Energy use at household level
• Since many households in African cities cannot afford kerosene and liquefied petroleum gas (LPG), the large majority continue to rely on fuel wood and charcoal.
• But moving up the economic ladder often means moving up the energy ladder, as higher incomes mean people can afford energy-efficient fuels that are less polluting and that produce fewer greenhouse gases. In the cities of Gabon, Kenya and Nigeria, use of gas and kerosene for cooking is more common than use of solid fuel.
• However, the use of solid fuels in non-slum areas of African cities cannot be linked to lack of financial resources -in African cities; there has been the continued use of solid fuels even in non-slum areas where households can afford electricity, kerosene and LPG for cooking. This suggests that when people move up the economic ladder, they change fuels for heating and lighting, but not necessarily for cooking.
• In Gabon, 68% of urban households use gas, while in Kenya and Nigeria, use of kerosene for cooking is quite common among urban households (47% and 46%, respectively). It is interesting to note, however, that in Nigeria, which is among the larger producers of petroleum, a large proportion of urban households still rely on wood and charcoal for cooking (49%). Zimbabwe offers a somewhat different picture: use of kerosene is prevalent not just in urban areas but in some rural areas as well.
• UN-HABITAT analyses also show that indoor air pollution is a leading cause of respiratory illnesses among women and children living in Asian and African slums, as they are most likely to be exposed to poorly ventilated cooking areas.
• Ethiopia's urban households display the largest variation in the prevalence of acute respiratory infections in children under the age of five - with nearly 30% prevalence when dung is used for cooking against 8.3% prevalence when charcoal is used and 4.8% prevalence when kerosene is used.

Drowned and dangerous: Cities and climate change
• There are 3,351 cities in the low elevation coastal zones around the world. Of these cities, 64% are in developing regions; Asia alone accounts for more than half of the most vulnerable cities, followed by Latin America and the Caribbean (27%) and Africa (15%).
• The Organisation for Economic Cooperation and Development (OECD) found that the populations of cities like Mumbai, Shanghai, Miami, New York City, Alexandria, and New Orleans will be most exposed to surge-induced flooding in the event of sea level rise.

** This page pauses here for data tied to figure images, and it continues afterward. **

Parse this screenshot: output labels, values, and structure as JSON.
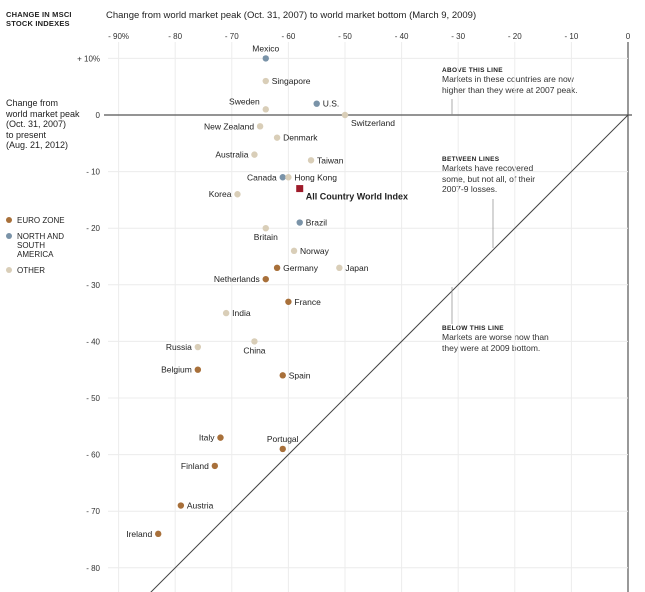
{
  "header": {
    "y_axis_title": [
      "CHANGE IN MSCI",
      "STOCK INDEXES"
    ],
    "x_axis_title": "Change from world market peak (Oct. 31, 2007) to world market bottom (March 9, 2009)"
  },
  "side_label": [
    "Change from",
    "world market peak",
    "(Oct. 31, 2007)",
    "to present",
    "(Aug. 21, 2012)"
  ],
  "legend": [
    {
      "label": "EURO ZONE",
      "color": "#a8703a"
    },
    {
      "label": "NORTH AND SOUTH AMERICA",
      "color": "#7a93a8"
    },
    {
      "label": "OTHER",
      "color": "#d9ceb8"
    }
  ],
  "annotations": {
    "above": {
      "head": "ABOVE THIS LINE",
      "body": [
        "Markets in these countries are now",
        "higher than they were at 2007 peak."
      ]
    },
    "between": {
      "head": "BETWEEN LINES",
      "body": [
        "Markets have recovered",
        "some, but not all, of their",
        "2007-9 losses."
      ]
    },
    "below": {
      "head": "BELOW THIS LINE",
      "body": [
        "Markets are worse now than",
        "they were at 2009 bottom."
      ]
    }
  },
  "chart_data": {
    "type": "scatter",
    "xlabel": "Change from world market peak (Oct. 31, 2007) to world market bottom (March 9, 2009)",
    "ylabel": "CHANGE IN MSCI STOCK INDEXES",
    "xlim": [
      -95,
      0
    ],
    "ylim": [
      -85,
      12
    ],
    "x_ticks": [
      -90,
      -80,
      -70,
      -60,
      -50,
      -40,
      -30,
      -20,
      -10,
      0
    ],
    "x_tick_labels": [
      "- 90%",
      "- 80",
      "- 70",
      "- 60",
      "- 50",
      "- 40",
      "- 30",
      "- 20",
      "- 10",
      "0"
    ],
    "y_ticks": [
      10,
      0,
      -10,
      -20,
      -30,
      -40,
      -50,
      -60,
      -70,
      -80
    ],
    "y_tick_labels": [
      "+ 10%",
      "0",
      "- 10",
      "- 20",
      "- 30",
      "- 40",
      "- 50",
      "- 60",
      "- 70",
      "- 80"
    ],
    "reference_lines": [
      "y = 0",
      "y = x"
    ],
    "points": [
      {
        "name": "Mexico",
        "x": -64,
        "y": 10,
        "group": "americas",
        "label_pos": "above"
      },
      {
        "name": "Singapore",
        "x": -64,
        "y": 6,
        "group": "other",
        "label_pos": "right"
      },
      {
        "name": "Sweden",
        "x": -64,
        "y": 1,
        "group": "other",
        "label_pos": "left-above"
      },
      {
        "name": "U.S.",
        "x": -55,
        "y": 2,
        "group": "americas",
        "label_pos": "right"
      },
      {
        "name": "Switzerland",
        "x": -50,
        "y": 0,
        "group": "other",
        "label_pos": "right-below"
      },
      {
        "name": "New Zealand",
        "x": -65,
        "y": -2,
        "group": "other",
        "label_pos": "left"
      },
      {
        "name": "Denmark",
        "x": -62,
        "y": -4,
        "group": "other",
        "label_pos": "right"
      },
      {
        "name": "Australia",
        "x": -66,
        "y": -7,
        "group": "other",
        "label_pos": "left"
      },
      {
        "name": "Taiwan",
        "x": -56,
        "y": -8,
        "group": "other",
        "label_pos": "right"
      },
      {
        "name": "Canada",
        "x": -61,
        "y": -11,
        "group": "americas",
        "label_pos": "left"
      },
      {
        "name": "Hong Kong",
        "x": -60,
        "y": -11,
        "group": "other",
        "label_pos": "right"
      },
      {
        "name": "All Country World Index",
        "x": -58,
        "y": -13,
        "group": "index",
        "label_pos": "right-below"
      },
      {
        "name": "Korea",
        "x": -69,
        "y": -14,
        "group": "other",
        "label_pos": "left"
      },
      {
        "name": "Brazil",
        "x": -58,
        "y": -19,
        "group": "americas",
        "label_pos": "right"
      },
      {
        "name": "Britain",
        "x": -64,
        "y": -20,
        "group": "other",
        "label_pos": "below"
      },
      {
        "name": "Norway",
        "x": -59,
        "y": -24,
        "group": "other",
        "label_pos": "right"
      },
      {
        "name": "Germany",
        "x": -62,
        "y": -27,
        "group": "euro",
        "label_pos": "right"
      },
      {
        "name": "Japan",
        "x": -51,
        "y": -27,
        "group": "other",
        "label_pos": "right"
      },
      {
        "name": "Netherlands",
        "x": -64,
        "y": -29,
        "group": "euro",
        "label_pos": "left"
      },
      {
        "name": "France",
        "x": -60,
        "y": -33,
        "group": "euro",
        "label_pos": "right"
      },
      {
        "name": "India",
        "x": -71,
        "y": -35,
        "group": "other",
        "label_pos": "right"
      },
      {
        "name": "Russia",
        "x": -76,
        "y": -41,
        "group": "other",
        "label_pos": "left"
      },
      {
        "name": "China",
        "x": -66,
        "y": -40,
        "group": "other",
        "label_pos": "below"
      },
      {
        "name": "Belgium",
        "x": -76,
        "y": -45,
        "group": "euro",
        "label_pos": "left"
      },
      {
        "name": "Spain",
        "x": -61,
        "y": -46,
        "group": "euro",
        "label_pos": "right"
      },
      {
        "name": "Italy",
        "x": -72,
        "y": -57,
        "group": "euro",
        "label_pos": "left"
      },
      {
        "name": "Portugal",
        "x": -61,
        "y": -59,
        "group": "euro",
        "label_pos": "above"
      },
      {
        "name": "Finland",
        "x": -73,
        "y": -62,
        "group": "euro",
        "label_pos": "left"
      },
      {
        "name": "Austria",
        "x": -79,
        "y": -69,
        "group": "euro",
        "label_pos": "right"
      },
      {
        "name": "Ireland",
        "x": -83,
        "y": -74,
        "group": "euro",
        "label_pos": "left"
      }
    ],
    "group_colors": {
      "euro": "#a8703a",
      "americas": "#7a93a8",
      "other": "#d9ceb8",
      "index": "#9e1b2a"
    }
  }
}
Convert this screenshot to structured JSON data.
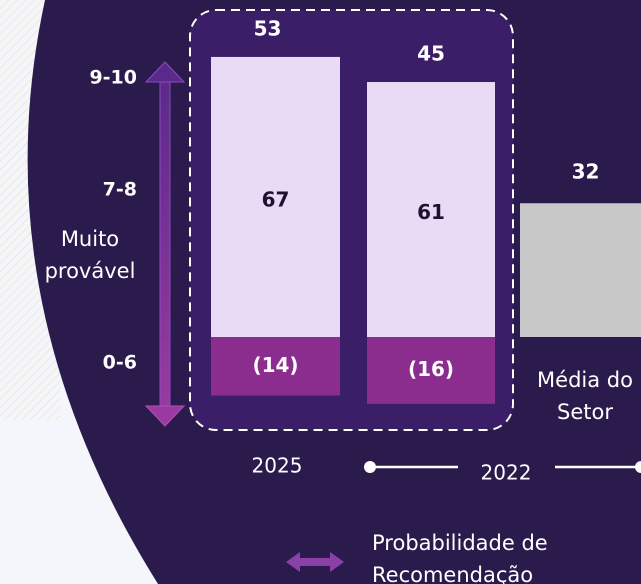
{
  "chart_data": {
    "type": "bar",
    "categories": [
      "2025",
      "2022",
      "Média do Setor"
    ],
    "series": [
      {
        "color": "#e9daf6",
        "values": [
          67,
          61,
          null
        ]
      },
      {
        "color": "#8b2d8e",
        "values": [
          -14,
          -16,
          null
        ],
        "value_labels": [
          "(14)",
          "(16)",
          null
        ]
      },
      {
        "color": "#c8c8c8",
        "values": [
          null,
          null,
          32
        ]
      }
    ],
    "totals": [
      53,
      45
    ],
    "scale_labels": [
      "9-10",
      "7-8",
      "0-6"
    ],
    "scale_title": "Muito provável",
    "legend_label": "Probabilidade de Recomendação"
  }
}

• Major coastal African cities that could be severely be affected by the impact of rising sea levels include Abidjan, Accra, Alexandria, Algiers, Cape Town, Casablanca, Dakar, Dar es Salaam, Djibouti, Durban, Freetown, Lagos, Libreville, Lome, Luanda, Maputo, Mombasa, Port Louis, and Tunis.
• Cities located near the sea, along a river bank or in a delta tend to be the largest cities in all regions of the world. Fifteen of the world's 20 largest cities are port cities located along a coastline or in a river delta. Fourteen of the 20 largest cities in both Africa and Latin America and the Caribbean are located on a coastline or along a river bank.
• Some regions have denser urban low elevation coastal zones than others. In sub-Saharan Africa, for instance, densities in these zones average 2,500 inhabitants per square kilometre, which are comparable to densities in Southern Asia (2,600 inhabitants per square kilometre).
• In Northern Africa, 18% of the urban population lives in the low elevation coastal zone, while in Sub-Saharan Africa, the figure is 9% of the total urban population.

¹ The Gini coefficient is the most widely used measure to determine the extent to which the distribution of income or consumption among individuals or households deviates from a perfectly equal distribution. A Gini coefficient of 0 indicates perfect equality whereas a Gini coefficient of 1 indicates perfect inequality.